The inadequate response in the change of destination prices resultant to the exchange rate changes is linked to the existence of imperfect competition. Here the structure of the market is important. For the explanation of the role of the market structure in determining the pass-through relationship, it is useful to start with a competitive market with imported goods which are perfect substitutes of domestically produced goods. Also, the pricing of the goods will follow the marginal costs, and the elasticity affecting both the demand and supply of the goods response to the change in cost conditions through their reflection in prices.

Under imperfect competition, pricing will not follow the marginal cost rule, and the firms will use mark-up in prices even in a long run situation. So in response to the change in the exchange rate, this mark-up varies which is important. This relates the variation in the profit margin to the degree of pass-through. The sellers think about the maintenance of their market share even at the cost of a squeezed profit margin.

In a paper Dourbusch (1987) has considered the Dixit-Stiglitz (1977) and the Salop (1979) model of competition to capture the effects of imperfect substitutability and product differentiation on price response to the changes in the exchange rates. He concludes that the degree of pass-through is directly related to the degree of substitution between the imported goods and domestic produced goods. Using the cases of firms as Bertrand competitors, Fischer (1989) finds that in a segmented market with limited arbitrage an appreciation of the domestic currency will lead to a higher pass-through if the domestic market is monopolistic relative to the foreign market.
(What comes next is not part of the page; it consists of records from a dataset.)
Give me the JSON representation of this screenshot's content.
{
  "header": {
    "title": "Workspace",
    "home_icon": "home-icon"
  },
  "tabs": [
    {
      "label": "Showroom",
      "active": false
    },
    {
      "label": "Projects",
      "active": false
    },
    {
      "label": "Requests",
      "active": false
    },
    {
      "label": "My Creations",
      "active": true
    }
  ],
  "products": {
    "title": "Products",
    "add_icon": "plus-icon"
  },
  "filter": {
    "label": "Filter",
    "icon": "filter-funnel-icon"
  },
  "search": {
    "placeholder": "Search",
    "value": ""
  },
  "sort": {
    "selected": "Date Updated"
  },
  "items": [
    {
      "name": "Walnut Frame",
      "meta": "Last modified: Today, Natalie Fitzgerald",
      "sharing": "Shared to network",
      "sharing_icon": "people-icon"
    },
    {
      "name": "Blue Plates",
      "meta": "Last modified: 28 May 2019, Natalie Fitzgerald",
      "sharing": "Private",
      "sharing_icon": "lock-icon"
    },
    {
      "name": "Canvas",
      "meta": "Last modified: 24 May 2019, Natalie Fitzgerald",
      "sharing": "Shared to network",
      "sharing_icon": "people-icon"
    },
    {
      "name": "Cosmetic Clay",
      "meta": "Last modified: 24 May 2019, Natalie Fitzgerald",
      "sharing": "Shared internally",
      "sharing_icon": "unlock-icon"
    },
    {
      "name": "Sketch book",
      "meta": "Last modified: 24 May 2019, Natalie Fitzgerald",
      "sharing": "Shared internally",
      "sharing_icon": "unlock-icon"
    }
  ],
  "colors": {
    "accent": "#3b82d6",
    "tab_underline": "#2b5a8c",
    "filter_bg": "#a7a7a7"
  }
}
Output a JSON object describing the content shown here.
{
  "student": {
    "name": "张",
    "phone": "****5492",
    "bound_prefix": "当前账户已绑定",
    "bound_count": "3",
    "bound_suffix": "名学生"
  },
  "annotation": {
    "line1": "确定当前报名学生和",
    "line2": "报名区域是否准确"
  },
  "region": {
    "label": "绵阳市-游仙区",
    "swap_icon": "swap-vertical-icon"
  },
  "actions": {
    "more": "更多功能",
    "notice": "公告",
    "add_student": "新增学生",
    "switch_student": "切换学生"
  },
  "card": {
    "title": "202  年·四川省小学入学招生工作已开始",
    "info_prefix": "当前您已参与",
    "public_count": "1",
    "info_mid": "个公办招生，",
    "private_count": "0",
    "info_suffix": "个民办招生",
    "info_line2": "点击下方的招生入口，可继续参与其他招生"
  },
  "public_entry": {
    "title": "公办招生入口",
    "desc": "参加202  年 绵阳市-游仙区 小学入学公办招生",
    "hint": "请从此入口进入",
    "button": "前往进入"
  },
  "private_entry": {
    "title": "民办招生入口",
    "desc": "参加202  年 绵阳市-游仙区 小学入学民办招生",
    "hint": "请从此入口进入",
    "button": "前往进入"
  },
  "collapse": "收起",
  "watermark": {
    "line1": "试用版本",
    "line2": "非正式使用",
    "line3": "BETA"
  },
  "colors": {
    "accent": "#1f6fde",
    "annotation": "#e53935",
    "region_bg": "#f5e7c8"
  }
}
Two things are important in the market structure: the degree of substitution between goods and domestically produced goods and the nature of segmentation of the market. The studies in the literature regarding the extent of pass-through [Isard (1977), Kravis and Lipsey (1978), Richardson (1978), Ohno (1989), Knetter (1989, Marston (1990) and Kasa (1992)] generally support the view that there are significant differences in the pricing behaviour of firms in response to exchange rate changes, as a result of less than perfect substitution of goods between imports and domestically produced ones or the presence of segmented markets. Also in an open economy the presence of foreign firms in the domestic market affects the degree of pass-through (Dornbusch, 1987; Sibert, 1992).
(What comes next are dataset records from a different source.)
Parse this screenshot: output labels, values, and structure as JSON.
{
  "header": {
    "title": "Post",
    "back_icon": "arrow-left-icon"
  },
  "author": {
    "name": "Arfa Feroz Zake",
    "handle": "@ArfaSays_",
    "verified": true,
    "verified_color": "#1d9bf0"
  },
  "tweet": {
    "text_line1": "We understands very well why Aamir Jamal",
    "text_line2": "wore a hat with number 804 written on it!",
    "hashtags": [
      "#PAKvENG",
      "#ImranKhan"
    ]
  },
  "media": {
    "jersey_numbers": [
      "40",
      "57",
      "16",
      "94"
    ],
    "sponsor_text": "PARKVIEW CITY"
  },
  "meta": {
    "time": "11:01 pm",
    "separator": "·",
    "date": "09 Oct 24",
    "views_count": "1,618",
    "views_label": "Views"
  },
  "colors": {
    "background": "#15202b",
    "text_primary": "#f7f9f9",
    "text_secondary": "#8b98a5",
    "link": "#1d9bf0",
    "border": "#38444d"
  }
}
The existence of foreign firms in the domestic market leads to the role of multinational corporations (MNC) and intra-firm trade in influencing the degree of pass-through. While the volatility of exchange rates is sometimes extreme, prices in domestic markets cannot swing a lot. Realizing this, MNCs use their subsidiaries in intra-firm pricing to prevent the full transmission of exchange rate changes in domestic prices. In this connection Holmes (1978) finds that the existence of a directly owned sales subsidiary is a helpful factor in enabling the firm to fix prices in such a way that it creates minimum effects in the market. These sorts of practices have been corroborated by Dunn (1970) also in the case of Canada.
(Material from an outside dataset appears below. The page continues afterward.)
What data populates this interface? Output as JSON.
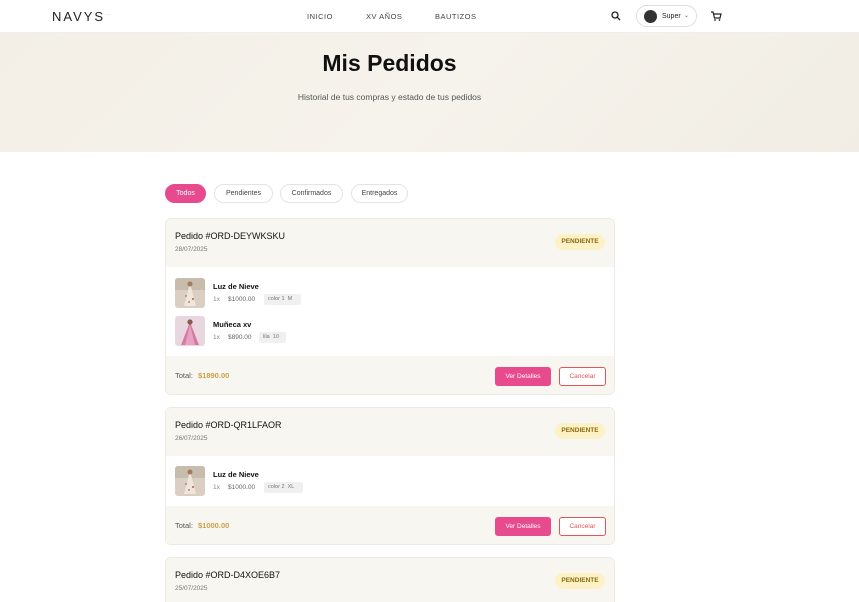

One standard practice of the MNCs is that they use internal of intra-corporate exchange rates in the case of intra-firm transactions. The latter type of transactions generally occur between a parent firm and its wholly-owned subsidiaries, or majority-owned affiliate or between two subsidiary firms. The intra-corporate exchange rate may deviate significantly from the true one for a long period, as this is used as a clearing mechanism for intra-firm trade. The MNCs use this sort of pricing mechanism to optimize profit in their global operations (Helleiner, 1985).